Where Burning lets its mystery claw at the mind of Jong-su until he finally snaps without providing an answer, Under The Silver Lake concludes a little more definitively, the conspiracy revealed, but nothing truly changed. It has been argued that Mitchell’s conclusion validates Sam, proving him right about a conspiracy taking place beneath Los Angeles. But this revelation is meaningless; Sam hasn’t affected any real change and so his part in the story is without worth. The resolution of this conspiracy isn’t the key moment of the final act, it comes much earlier, in a scene in which he runs into his ex-girlfriend.
This interaction solves the real mystery of the film - not any of the many clues, hidden messages and pop culture references that Mitchell has littered throughout, but the answer to why he’s in this stasis (of course, there’s a whole subreddit dedicated to fully decoding the movie via these red herrings, missing the point entirely). It all comes down to this scene; why he obsessively pursues this mystery, in the hope of proving something to himself, that he’s worth loving, that he’s heroic in some way, not a guy worth breaking up with - which he absolutely is.
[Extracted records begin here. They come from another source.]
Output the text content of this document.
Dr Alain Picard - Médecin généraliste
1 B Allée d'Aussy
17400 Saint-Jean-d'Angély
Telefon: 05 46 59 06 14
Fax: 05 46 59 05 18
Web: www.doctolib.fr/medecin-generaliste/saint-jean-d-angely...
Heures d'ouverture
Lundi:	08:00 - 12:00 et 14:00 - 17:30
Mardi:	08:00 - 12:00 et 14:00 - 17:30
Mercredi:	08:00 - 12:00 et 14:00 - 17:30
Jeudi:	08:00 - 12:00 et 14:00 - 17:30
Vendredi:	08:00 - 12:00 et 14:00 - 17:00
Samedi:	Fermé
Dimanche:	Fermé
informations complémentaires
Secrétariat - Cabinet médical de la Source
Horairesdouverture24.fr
Both Sam and Jong-su’s ‘great hunger’ manifests itself as an idea that they were somehow cheated out of the happiness that they are owed.
In Burning’s conclusion Jong-su finally snaps and kills Ben in a fit of vengeful rage without ever getting a confession, leaving his question unanswered. Sam gets to solve his mystery, but there’s no real catharsis - he still loses his flat, he’s still in the same place, his ex is doing great and he’s only just washed the smell of skunk spray out of his clothes. Neither realise that there might be nothing to solve, that this search for answers is only delaying any kind of enlightenment or self-actualisation. It works as a lampooning of the endless conspiracy theorising of angry boys online, all while sympathising with the need for meaning, and the endless and pointless chase for an answer that ultimately means nothing.
Under The Silver Lake and Burning both try and confront this toxic headspace, centering on men who have been promised the world and instead found rejection. That rejection and bitterness at not getting the life they feel they deserve quickly becomes an impulse towards destruction, as they try to assert whatever control they can over the world, with dire, violent consequences.